Au terme de sa mission, la rémunération du médiateur sera fixée en accord avec les parties, accord qui pourra être soumis à homologation dans les conditions prévues par les articles 1535-6 du code de procédure civile. A défaut d’accord, il appartiendra au médiateur de présenter une demande de fixation de sa rémunération au juge de la mise en état.
Sur les demandes accessoires
La procédure au fond étant toujours en cours, il sera dit que les dépens seront réservés et qu’il n’y a pas lieu à l’application de l’article 700 du code de procédure civile.

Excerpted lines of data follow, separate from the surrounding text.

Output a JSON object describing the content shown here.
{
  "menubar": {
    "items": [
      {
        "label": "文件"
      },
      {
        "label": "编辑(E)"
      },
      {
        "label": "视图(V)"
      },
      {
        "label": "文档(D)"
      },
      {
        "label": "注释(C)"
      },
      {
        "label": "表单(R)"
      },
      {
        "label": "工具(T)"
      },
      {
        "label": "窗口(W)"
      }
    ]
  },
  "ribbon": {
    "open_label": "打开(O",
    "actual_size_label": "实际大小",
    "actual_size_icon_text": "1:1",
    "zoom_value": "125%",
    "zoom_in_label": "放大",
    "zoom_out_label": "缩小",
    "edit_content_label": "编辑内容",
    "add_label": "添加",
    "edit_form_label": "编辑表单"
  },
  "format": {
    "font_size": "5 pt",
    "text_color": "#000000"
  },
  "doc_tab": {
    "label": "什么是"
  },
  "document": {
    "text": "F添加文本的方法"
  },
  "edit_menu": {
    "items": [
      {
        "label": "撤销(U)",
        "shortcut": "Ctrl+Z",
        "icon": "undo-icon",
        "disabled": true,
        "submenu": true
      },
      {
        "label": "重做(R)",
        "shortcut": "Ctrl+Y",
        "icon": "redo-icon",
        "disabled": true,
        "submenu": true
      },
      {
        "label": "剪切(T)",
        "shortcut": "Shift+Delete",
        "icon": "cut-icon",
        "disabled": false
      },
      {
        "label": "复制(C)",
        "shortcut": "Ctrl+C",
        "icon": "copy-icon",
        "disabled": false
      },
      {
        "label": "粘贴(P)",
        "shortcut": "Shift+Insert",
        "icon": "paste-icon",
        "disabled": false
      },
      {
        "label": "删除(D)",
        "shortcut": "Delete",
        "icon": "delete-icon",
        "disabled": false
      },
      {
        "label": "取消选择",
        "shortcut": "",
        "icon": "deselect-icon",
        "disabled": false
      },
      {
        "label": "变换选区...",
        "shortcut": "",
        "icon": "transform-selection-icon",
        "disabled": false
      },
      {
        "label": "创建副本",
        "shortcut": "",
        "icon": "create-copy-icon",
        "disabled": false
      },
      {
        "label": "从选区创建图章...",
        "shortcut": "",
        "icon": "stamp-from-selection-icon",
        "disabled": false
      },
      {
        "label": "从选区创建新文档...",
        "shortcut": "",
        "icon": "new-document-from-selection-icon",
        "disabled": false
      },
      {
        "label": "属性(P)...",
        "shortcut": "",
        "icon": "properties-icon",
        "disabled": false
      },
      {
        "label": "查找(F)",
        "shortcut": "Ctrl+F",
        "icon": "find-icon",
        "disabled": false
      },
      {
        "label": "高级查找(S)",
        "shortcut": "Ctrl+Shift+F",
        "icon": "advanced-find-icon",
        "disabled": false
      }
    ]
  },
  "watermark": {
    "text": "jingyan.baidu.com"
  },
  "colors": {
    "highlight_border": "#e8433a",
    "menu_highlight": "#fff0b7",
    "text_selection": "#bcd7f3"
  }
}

L’affaire sera rappelée à l’audience de mise en état du 23 novembre 2026 à 10H10 pour information du juge de la mise de l’état d’avancement de la mesure de médiation.
PAR CES MOTIFS
Le juge de la mise en état statuant par ordonnance non susceptible de recours,
Vu les articles 1534 et suivants du code de procédure civile,
Vu le décret n° décret n° 2025-660 du 18 juillet 2025 portant réforme de l’instruction conventionnelle et des modes amiables de règlement des différends,
Vu l’accord des parties concernées pour participer à une médiation judiciaire;
Ordonnons une médiation judiciaire entre les époux [Z], les sociétés MAISONS RVE, QBE EUROPE SA/NV et la SMABTP en qualité d’assureur de SOVARIA et de VB TERRASSEMENT ;
Désigons en qualité de médiateur :
[K] [Y] [R]
Association AME
197 boulevard Saint Germain
75007 Paris
01 42 22 81 09
06 03 12 54 31
mdantin@mdantin.fr
Disons que pour mener à bien sa mission, le médiateur, après connaissance prise du dossier et versement de la provision entre ses mains, devra convoquer les parties et leurs conseils dans les meilleurs délais afin de les entendre et leur permettre de trouver une solution amiable au litige qui les oppose ;
Disons que le médiateur et/ou les parties devront immédiatement aviser le juge de la mise en état, chargé de contrôler son bon déroulement, de toute difficulté rencontrée dans l’exercice de la mesure de médiation ;
Disons que le juge de la mise en état peut mettre fin à la médiation, à tout moment, sur demande d’une partie ou à l’initiative du médiateur ou d’office;
Fixons la durée de la médiation à cinq mois à compter du jour où la provision à valoir sur la rémunération du médiateur est intégralement versée entre les mains de ce dernier et disons que la mission pourra être renouvelée une fois, pour une période de trois mois, à la demande du médiateur ;
Disons qu’à défaut d’accord avec les parties sur le montant de sa rémunération, le médiateur pourra demander au juge de la mise en état de fixer sa rémunération ;
Fixons à la somme de 2.000,00 euros la provision à valoir sur la rémunération du médiateur, somme qui devra être versée par :
— les époux [Z] à hauteur de 500 euros ;
— la société MAISONS RVE à hauteur de 500 euros ;
— la société QBE EUROPE SA/NV à hauteur de 500 euros ;
— la SMABTP en qualité d’assureur de SOVARIA et de VB TERRASSEMENT à hauteur de 500 euros ;
directement entre les mains du médiateur, au plus tard deux mois à compter de la présente décision, avec une copie de cette dernière ;
Disons que, faute de versement de la provision dans ce délai ou de demande de prorogation sollicitée en temps utile, la désignation du médiateur sera caduque et privée de tout effet ;
Disons qu’à l’expiration de sa mission, le médiateur devra informer le juge de l’accord intervenu entre les parties ou de l’échec de la mesure, sans mention des propositions transactionnelles avancées par l’une ou l’autre des parties ;
Disons qu’en cas d’accord, les parties pourront saisir le juge aux fins de se désister ou demander l’homologation de cet accord par voie judiciaire ;
Disons que le médiateur devra immédiatement aviser le tribunal de l’absence de mise en œuvre de cette mesure ou de son interruption et tenir le juge informé des difficultés éventuellement rencontrées dans l’exercice de sa mission ;
Renvoyons l’examen de l’affaire à l’audience du juge de la mise en état du 23 novembre 2026 à 10H10 pour pour information du juge de la mise de l’état d’avancement de la mesure de médiation ;
Disons n’y avoir lieu à condamnation en application des dispositions de l’article 700 du code de procédure civile ;
Réservons les dépens ;
Rappelons l’exécution provisoire de la présente décision.